Apesar de não ser parte formal no processo, o senador Flávio Bolsonaro foi incluído como testemunha pelos advogados de Richarlison. Segundo uma reportagem do Metrópoles de 2022, a inclusão de Bolsonaro se deu em razão de uma visita dele à mansão antes da conclusão da negociação, além de um retorno posterior ao local acompanhado do advogado Willer Tomaz. Willer Tomaz, amigo pessoal de Flávio Bolsonaro, é apontado como uma das figuras centrais no litígio, sendo seu nome associado à empresa que obteve decisões favoráveis no caso contra a companhia ligada ao jogador.
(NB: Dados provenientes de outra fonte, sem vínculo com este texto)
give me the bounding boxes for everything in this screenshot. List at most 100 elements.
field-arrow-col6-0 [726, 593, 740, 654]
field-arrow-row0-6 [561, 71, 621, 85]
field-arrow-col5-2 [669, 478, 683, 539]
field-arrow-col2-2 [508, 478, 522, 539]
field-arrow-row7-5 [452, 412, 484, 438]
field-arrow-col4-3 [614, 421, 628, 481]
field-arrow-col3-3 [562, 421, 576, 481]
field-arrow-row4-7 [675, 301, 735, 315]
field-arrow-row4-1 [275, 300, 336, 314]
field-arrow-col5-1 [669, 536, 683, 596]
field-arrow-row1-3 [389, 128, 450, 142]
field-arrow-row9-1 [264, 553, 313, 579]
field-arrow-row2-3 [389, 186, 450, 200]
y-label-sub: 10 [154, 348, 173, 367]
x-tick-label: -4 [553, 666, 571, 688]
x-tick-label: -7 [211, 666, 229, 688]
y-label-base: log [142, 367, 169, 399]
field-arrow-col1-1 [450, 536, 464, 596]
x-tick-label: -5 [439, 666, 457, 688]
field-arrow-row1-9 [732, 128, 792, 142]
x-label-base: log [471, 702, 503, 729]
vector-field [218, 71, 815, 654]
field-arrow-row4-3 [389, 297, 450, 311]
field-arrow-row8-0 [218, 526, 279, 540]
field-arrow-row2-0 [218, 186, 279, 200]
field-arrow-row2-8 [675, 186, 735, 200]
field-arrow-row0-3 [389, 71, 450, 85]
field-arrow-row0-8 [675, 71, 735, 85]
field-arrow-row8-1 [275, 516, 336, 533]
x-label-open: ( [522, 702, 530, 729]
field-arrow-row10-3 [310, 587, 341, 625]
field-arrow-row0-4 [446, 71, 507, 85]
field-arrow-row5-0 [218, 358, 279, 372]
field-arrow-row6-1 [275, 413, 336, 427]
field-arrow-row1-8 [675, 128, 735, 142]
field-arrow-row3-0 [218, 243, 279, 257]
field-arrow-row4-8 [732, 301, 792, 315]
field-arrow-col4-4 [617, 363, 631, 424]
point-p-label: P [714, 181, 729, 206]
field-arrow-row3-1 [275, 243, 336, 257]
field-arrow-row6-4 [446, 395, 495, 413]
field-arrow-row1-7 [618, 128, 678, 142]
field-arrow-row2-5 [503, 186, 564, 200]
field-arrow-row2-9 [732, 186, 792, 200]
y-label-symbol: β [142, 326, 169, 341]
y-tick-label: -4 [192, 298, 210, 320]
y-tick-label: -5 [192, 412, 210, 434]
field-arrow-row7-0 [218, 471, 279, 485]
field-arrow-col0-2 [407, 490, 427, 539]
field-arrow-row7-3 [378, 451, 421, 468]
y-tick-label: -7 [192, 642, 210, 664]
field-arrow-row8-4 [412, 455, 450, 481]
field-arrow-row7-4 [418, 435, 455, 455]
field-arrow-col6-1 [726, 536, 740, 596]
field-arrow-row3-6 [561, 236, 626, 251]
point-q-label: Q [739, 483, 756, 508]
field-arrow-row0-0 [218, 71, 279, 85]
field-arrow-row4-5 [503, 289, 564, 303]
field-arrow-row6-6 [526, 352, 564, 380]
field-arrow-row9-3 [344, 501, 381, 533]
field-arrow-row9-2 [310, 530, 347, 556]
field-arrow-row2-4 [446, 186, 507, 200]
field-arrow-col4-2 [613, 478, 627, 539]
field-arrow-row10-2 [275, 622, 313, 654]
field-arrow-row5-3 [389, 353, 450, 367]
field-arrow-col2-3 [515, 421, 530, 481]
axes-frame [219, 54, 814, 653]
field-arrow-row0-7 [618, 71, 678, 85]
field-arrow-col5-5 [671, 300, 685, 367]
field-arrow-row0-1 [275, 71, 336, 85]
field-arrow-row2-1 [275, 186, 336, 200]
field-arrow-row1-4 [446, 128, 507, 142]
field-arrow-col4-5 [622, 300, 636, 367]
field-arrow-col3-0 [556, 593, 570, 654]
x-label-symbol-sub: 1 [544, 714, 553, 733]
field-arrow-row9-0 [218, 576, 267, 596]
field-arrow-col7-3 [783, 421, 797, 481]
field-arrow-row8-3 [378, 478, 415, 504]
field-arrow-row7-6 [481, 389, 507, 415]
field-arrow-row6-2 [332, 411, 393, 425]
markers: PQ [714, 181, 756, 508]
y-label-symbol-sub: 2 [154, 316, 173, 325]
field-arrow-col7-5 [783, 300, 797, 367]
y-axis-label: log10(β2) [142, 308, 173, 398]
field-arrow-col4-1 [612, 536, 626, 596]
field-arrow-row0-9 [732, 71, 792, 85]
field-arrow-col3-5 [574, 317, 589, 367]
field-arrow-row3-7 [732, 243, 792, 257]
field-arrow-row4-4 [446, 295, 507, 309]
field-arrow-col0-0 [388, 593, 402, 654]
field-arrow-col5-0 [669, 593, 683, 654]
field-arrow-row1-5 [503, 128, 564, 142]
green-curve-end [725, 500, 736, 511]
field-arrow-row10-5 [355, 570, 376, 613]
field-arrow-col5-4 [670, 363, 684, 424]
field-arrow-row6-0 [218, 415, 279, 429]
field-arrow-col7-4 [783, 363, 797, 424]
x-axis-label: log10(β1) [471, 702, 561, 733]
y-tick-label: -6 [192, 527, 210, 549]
O desfecho da questão em instâncias superiores ocorreu em 2025, quando o Superior Tribunal de Justiça (STJ) manteve uma decisão que favorecia a empresa associada a Willer Tomaz. O ministro Ricardo Villas Bôas Cueva fundamentou a decisão afirmando que o recurso apresentado pela empresa de Richarlison exigiria a reavaliação de provas e contratos já analisados pelas instâncias inferiores, o que não é admitido na via recursal excepcional do STJ. Conforme registrado pelo ministro, “Nesse contexto, não há como afastar a incidência das Súmulas 5 e 7 do STJ, visto que o acolhimento da pretensão recursal demandaria o revolvimento do acervo fático-probatório dos autos e a interpretação de cláusula contratual, procedimentos inviáveis ante a natureza excepcional da via eleita”. Com essa decisão, o STJ ratificou o entendimento que reconheceu os direitos possessórios da empresa adversária no caso.